Dans En attendant Nadeau, Jean-Patrice Courtois analysait, en juillet 2021, Le Pays, paru à La Lettre volée, accompagné de photographies. « Le ton du livre, en effet, exclut la plainte et ne se signale que dans le “gris dire du gris”, qu’accompagne de temps à autre une couleur disparaissant sitôt apparue. Le poète et le photographe se tiennent la main. »
Une voix solitaire, qui a une force et une tessiture unique.
Christiane Veschambre, Julien le rêveur. Isabelle Sauvage, 92 p., 15 €
Il y a longtemps que nous suivons et aimons les livres de Christiane Veschambre, tantôt poésie, tantôt prose, tantôt les deux à la fois. Julien le rêveur fait partie de cette dernière catégorie. Il est rédigé en prose avec des mots, des formulations de poète, il raconte une histoire magnifique, bien que son autrice se dise peu encline à « écrire pour raconter des histoires ».

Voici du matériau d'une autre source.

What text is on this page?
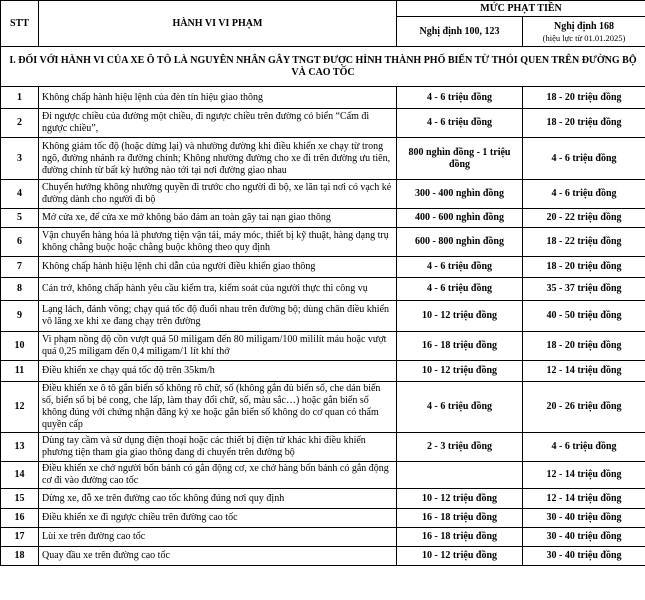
STT	HÀNH VI VI PHẠM	MỨC PHẠT TIỀN	
		Nghị định 100, 123	Nghị định 168
(hiệu lực từ 01.01.2025)

I. ĐỐI VỚI HÀNH VI CỦA XE Ô TÔ LÀ NGUYÊN NHÂN GÂY TNGT ĐƯỢC HÌNH THÀNH PHỐ BIẾN TỪ THÓI QUEN TRÊN ĐƯỜNG BỘ VÀ CAO TỐC			
1	Không chấp hành hiệu lệnh của đèn tín hiệu giao thông	4 - 6 triệu đồng	18 - 20 triệu đồng
2	Đi ngược chiều của đường một chiều, đi ngược chiều trên đường có biển “Cấm đi ngược chiều”,	4 - 6 triệu đồng	18 - 20 triệu đồng
3	Không giảm tốc độ (hoặc dừng lại) và nhường đường khi điều khiển xe chạy từ trong ngõ, đường nhánh ra đường chính; Không nhường đường cho xe đi trên đường ưu tiên, đường chính từ bất kỳ hướng nào tới tại nơi đường giao nhau	800 nghìn đồng - 1 triệu đồng	4 - 6 triệu đồng
4	Chuyển hướng không nhường quyền đi trước cho người đi bộ, xe lăn tại nơi có vạch kẻ đường dành cho người đi bộ	300 - 400 nghìn đồng	4 - 6 triệu đồng
5	Mở cửa xe, để cửa xe mở không bảo đảm an toàn gây tai nạn giao thông	400 - 600 nghìn đồng	20 - 22 triệu đồng
6	Vận chuyển hàng hóa là phương tiện vận tải, máy móc, thiết bị kỹ thuật, hàng dạng trụ không chằng buộc hoặc chằng buộc không theo quy định	600 - 800 nghìn đồng	18 - 22 triệu đồng
7	Không chấp hành hiệu lệnh chỉ dẫn của người điều khiển giao thông	4 - 6 triệu đồng	18 - 20 triệu đồng
8	Cản trở, không chấp hành yêu cầu kiểm tra, kiểm soát của người thực thi công vụ	4 - 6 triệu đồng	35 - 37 triệu đồng
9	Lạng lách, đánh võng; chạy quá tốc độ đuổi nhau trên đường bộ; dùng chân điều khiển vô lăng xe khi xe đang chạy trên đường	10 - 12 triệu đồng	40 - 50 triệu đồng
10	Vi phạm nồng độ cồn vượt quá 50 miligam đến 80 miligam/100 mililít máu hoặc vượt quá 0,25 miligam đến 0,4 miligam/1 lít khí thở	16 - 18 triệu đồng	18 - 20 triệu đồng
11	Điều khiển xe chạy quá tốc độ trên 35km/h	10 - 12 triệu đồng	12 - 14 triệu đồng
12	Điều khiển xe ô tô gắn biển số không rõ chữ, số (không gắn đủ biển số, che dán biển số, biển số bị bẻ cong, che lấp, làm thay đổi chữ, số, màu sắc…) hoặc gắn biển số không đúng với chứng nhận đăng ký xe hoặc gắn biển số không do cơ quan có thẩm quyền cấp	4 - 6 triệu đồng	20 - 26 triệu đồng
13	Dùng tay cầm và sử dụng điện thoại hoặc các thiết bị điện tử khác khi điều khiển phương tiện tham gia giao thông đang di chuyển trên đường bộ	2 - 3 triệu đồng	4 - 6 triệu đồng
14	Điều khiển xe chở người bốn bánh có gắn động cơ, xe chở hàng bốn bánh có gắn động cơ đi vào đường cao tốc		12 - 14 triệu đồng
15	Dừng xe, đỗ xe trên đường cao tốc không đúng nơi quy định	10 - 12 triệu đồng	12 - 14 triệu đồng
16	Điều khiển xe đi ngược chiều trên đường cao tốc	16 - 18 triệu đồng	30 - 40 triệu đồng
17	Lùi xe trên đường cao tốc	16 - 18 triệu đồng	30 - 40 triệu đồng
18	Quay đầu xe trên đường cao tốc	10 - 12 triệu đồng	30 - 40 triệu đồng
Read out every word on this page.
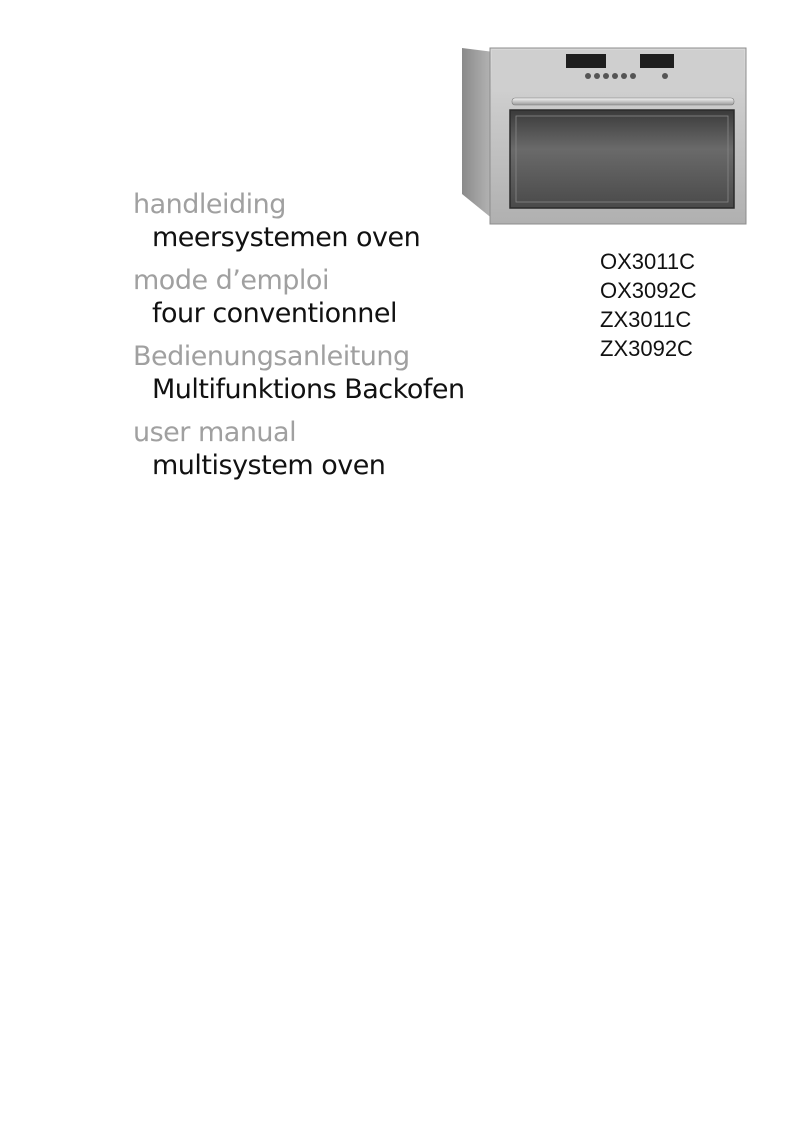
handleiding
meersystemen oven
mode d’emploi
four conventionnel
Bedienungsanleitung
Multifunktions Backofen
user manual
multisystem oven
OX3011C
OX3092C
ZX3011C
ZX3092C
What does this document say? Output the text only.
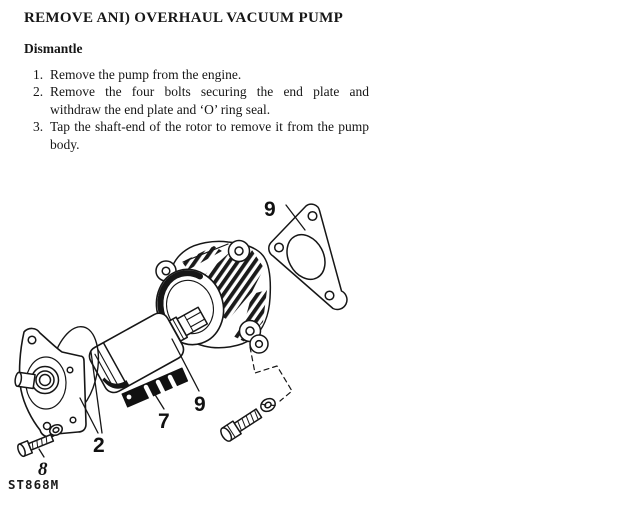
REMOVE ANI) OVERHAUL VACUUM PUMP
Dismantle
1. Remove the pump from the engine.
2. Remove the four bolts securing the end plate and withdraw the end plate and ‘O’ ring seal.
3. Tap the shaft-end of the rotor to remove it from the pump body.
9
9
7
2
8
ST868M
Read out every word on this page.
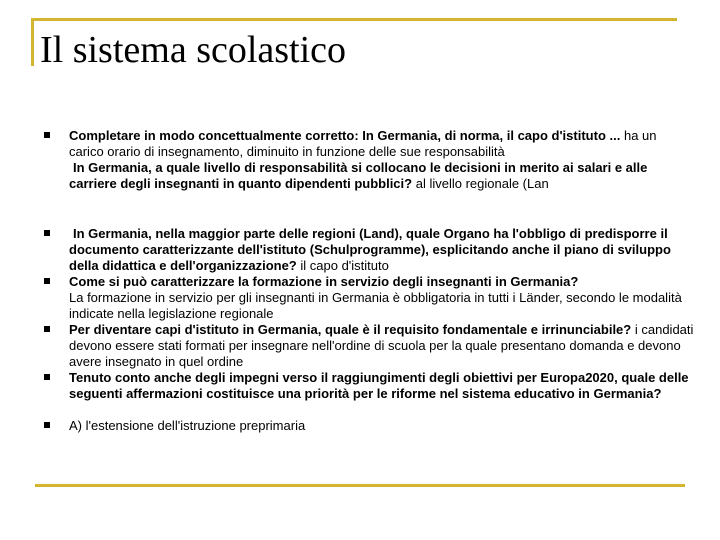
Il sistema scolastico
Completare in modo concettualmente corretto: In Germania, di norma, il capo d'istituto ... ha un carico orario di insegnamento, diminuito in funzione delle sue responsabilità
In Germania, a quale livello di responsabilità si collocano le decisioni in merito ai salari e alle carriere degli insegnanti in quanto dipendenti pubblici? al livello regionale (Lan
In Germania, nella maggior parte delle regioni (Land), quale Organo ha l'obbligo di predisporre il documento caratterizzante dell'istituto (Schulprogramme), esplicitando anche il piano di sviluppo della didattica e dell'organizzazione? il capo d'istituto
Come si può caratterizzare la formazione in servizio degli insegnanti in Germania?
La formazione in servizio per gli insegnanti in Germania è obbligatoria in tutti i Länder, secondo le modalità indicate nella legislazione regionale
Per diventare capi d'istituto in Germania, quale è il requisito fondamentale e irrinunciabile? i candidati devono essere stati formati per insegnare nell'ordine di scuola per la quale presentano domanda e devono avere insegnato in quel ordine
Tenuto conto anche degli impegni verso il raggiungimenti degli obiettivi per Europa2020, quale delle seguenti affermazioni costituisce una priorità per le riforme nel sistema educativo in Germania?
A) l'estensione dell'istruzione preprimaria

Et de fait, elle ne raconte celle-ci que partiellement, comme si, au fond, l’intérêt qu’elle y prenait était ailleurs, pas vraiment transmissible, ou tu, non révélé.
En quelques mots, voici l’intrigue : Julien est un inadapté, un sans talent d’aucune sorte, que l’employé de Pôle emploi essaie en vain de sortir du chômage : « Que savez-vous faire ? Rien, pensait Julien en regardant la cravate rose fuchsia à motifs vert amande… ». Un jour, l’employé apprend que les nuits de Julien sont habitées de rêves, cependant que les siennes sont vides : « Il s’endormait le soir avec l’espoir d’être traversé par la vie imprévisible des rêves, même les douloureux, et il craignait par-dessus tout l’insomnie totalitaire qui vous enclot entre les barbelés de la conscience ».
La solution au problème de Julien devient alors évidente : il fournira des rêves à ceux qui n’en ont pas.
Mais l’histoire ne s’arrête pas là. Rêver pour les autres n’est pas une sinécure, on s’y épuise, on y perd sa substance. De même que l’amie de Julien, devenue écrivaine publique, n’arrive plus à écrire pour son compte, « plus rien ne sort du silence qui me faisait écrire », de même Julien perd peu à peu son pouvoir onirique, il s’assèche : « De rêves, même amaigris, il n’en fait plus ».
L’autrice s’amuse, c’est évident. Aussi hésite-t-on à tirer de son texte une leçon, qui conclut, par exemple, de l’échec de Julien que l’art est une pratique secrète et solitaire. Elle s’amuse, elle s’efface, au point de raconter des rêves qui ne sont pas les siens, d’aller jusqu’à prétendre que l’histoire de Julien est racontée par une voisine (de son héros) et non par elle. La croira-t-on ? Pas sûr.
Christiane Veschambre a l’art des doubles, et des récits rêveurs à doubles-fonds. Elle fait parler des personnages, comme dans dit la femme dit l’enfant, paru chez le même éditeur en 2020 – un livre très prenant, très intrigant, dans lequel la parole se confond, circulant, l’identité aussi, le temps, le monde autour. « c’est un soir, j’aurais mis longtemps à arriver, et dès lors je ne ferai que me remettre en route, par tous les temps, sur une route que je dois susciter avec mes propres pieds de marcheuse, la route unique de ma disposition absente infiniment secrète qui s’est un soir cristallisée sans rien retenir de tes, dit la femme, de mes, dit l’enfant, tournoiements sur échasses, de mon attente de l’autre monde, dit l’enfant ».
Il faut guetter ses livres, les lire absolument, ce sont des objets rares, des minerais précieux comme extraits d’elle avec du temps et beaucoup de patience.